I draw in my breath. “And the Aven’ei?”

“We can gather fifty thousand at most—we cannot withdraw all of our forces from the north, lest the Topi burn their way through and flank us.”

He glances around the room, taking in the stark tidiness of the place. Everything has been cleaned and put away—there are no blankets strewn about, no clothes draped over the sofa. It almost appears as though no one lives here. “Well,” he says, “Keiji should be home late, he’s over with Yuki baking sweets or bread or some such thing for the journey.”

“All right.”

“Let’s retire early, Vaela. I would be alone with you in our home one last time.”

“Goodbye to Hayato,” I whisper, as Noro and I lie curled up on the bed, facing one another. “And what a sad goodbye it is.”

“I feel the same.”

“I wish—”

“I know.”

We lie quietly, lost in our own thoughts. After a moment, I reach over and take his hand. “When I was in the Spire… they said it was the Aven’ei who started the war. Is it true?”

He sighs heavily. “Yes, it’s true.”

“Why didn’t you ever tell me?”

“You did not ask.”

“Tell me how it started.”

He rolls onto his back and stares up at the ceiling. “It was foolishness, no more than that. Our people thought it would be an easy thing to take land from the Topi. We did not anticipate what they would become.”

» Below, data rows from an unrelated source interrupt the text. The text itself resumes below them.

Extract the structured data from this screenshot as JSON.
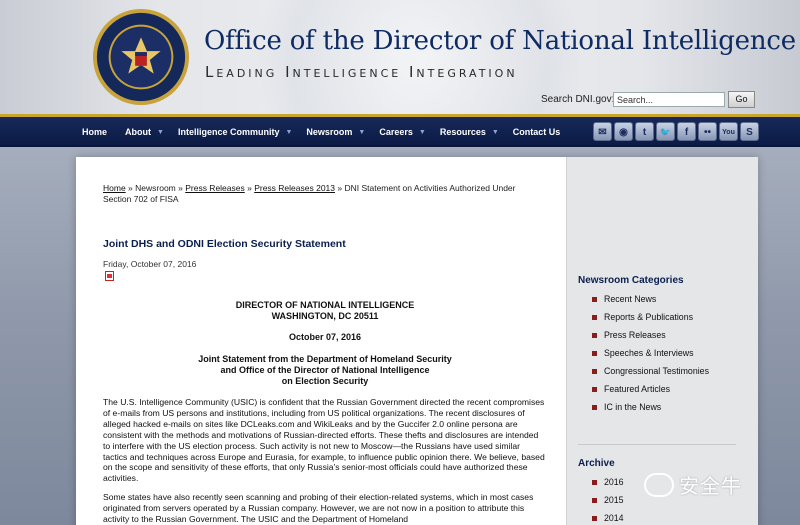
{
  "header": {
    "title": "Office of the Director of National Intelligence",
    "tagline": "Leading Intelligence Integration",
    "search_label": "Search DNI.gov:",
    "search_value": "Search...",
    "search_button": "Go"
  },
  "nav": {
    "items": [
      {
        "label": "Home",
        "dropdown": false
      },
      {
        "label": "About",
        "dropdown": true
      },
      {
        "label": "Intelligence Community",
        "dropdown": true
      },
      {
        "label": "Newsroom",
        "dropdown": true
      },
      {
        "label": "Careers",
        "dropdown": true
      },
      {
        "label": "Resources",
        "dropdown": true
      },
      {
        "label": "Contact Us",
        "dropdown": false
      }
    ],
    "socials": [
      "email-icon",
      "rss-icon",
      "tumblr-icon",
      "twitter-icon",
      "facebook-icon",
      "flickr-icon",
      "youtube-icon",
      "scribd-icon"
    ],
    "social_glyphs": [
      "✉",
      "◉",
      "t",
      "🐦",
      "f",
      "••",
      "You",
      "S"
    ]
  },
  "breadcrumb": {
    "home": "Home",
    "sep": " » ",
    "newsroom": "Newsroom",
    "press_releases": "Press Releases",
    "press_releases_2013": "Press Releases 2013",
    "current": "DNI Statement on Activities Authorized Under Section 702 of FISA"
  },
  "article": {
    "title": "Joint DHS and ODNI Election Security Statement",
    "date": "Friday, October 07, 2016",
    "heading_line1": "DIRECTOR OF NATIONAL INTELLIGENCE",
    "heading_line2": "WASHINGTON, DC 20511",
    "heading_date": "October 07, 2016",
    "subhead_line1": "Joint Statement from the Department of Homeland Security",
    "subhead_line2": "and Office of the Director of National Intelligence",
    "subhead_line3": "on Election Security",
    "para1": "The U.S. Intelligence Community (USIC) is confident that the Russian Government directed the recent compromises of e-mails from US persons and institutions, including from US political organizations. The recent disclosures of alleged hacked e-mails on sites like DCLeaks.com and WikiLeaks and by the Guccifer 2.0 online persona are consistent with the methods and motivations of Russian-directed efforts. These thefts and disclosures are intended to interfere with the US election process. Such activity is not new to Moscow—the Russians have used similar tactics and techniques across Europe and Eurasia, for example, to influence public opinion there. We believe, based on the scope and sensitivity of these efforts, that only Russia's senior-most officials could have authorized these activities.",
    "para2": "Some states have also recently seen scanning and probing of their election-related systems, which in most cases originated from servers operated by a Russian company. However, we are not now in a position to attribute this activity to the Russian Government. The USIC and the Department of Homeland"
  },
  "sidebar": {
    "categories_title": "Newsroom Categories",
    "categories": [
      "Recent News",
      "Reports & Publications",
      "Press Releases",
      "Speeches & Interviews",
      "Congressional Testimonies",
      "Featured Articles",
      "IC in the News"
    ],
    "archive_title": "Archive",
    "archive": [
      "2016",
      "2015",
      "2014"
    ]
  },
  "watermark": {
    "text": "安全牛"
  }
}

“But why hasn’t it ever ended? All these years, hundreds of years, and so many dead.”

The muscles in his jaw become tight, and he closes his eyes. “So many, Vaela—you cannot know how many.”

I watch him for a moment. “Are you thinking of your family?”

“Yes.”

“Tell me about them.”

He glances at me. “What can I say? They are gone, most dead at the hands of the Topi—save for my mother, who died of illness. She was a skilled archer, she was. Fair of face, and slight, but strong—very strong. Like you, miyake. She would have liked you very much, I think.”

This fills me with a strange sense of longing; I would have so liked to know his mother, and to have earned her love and approval. “What was her name?”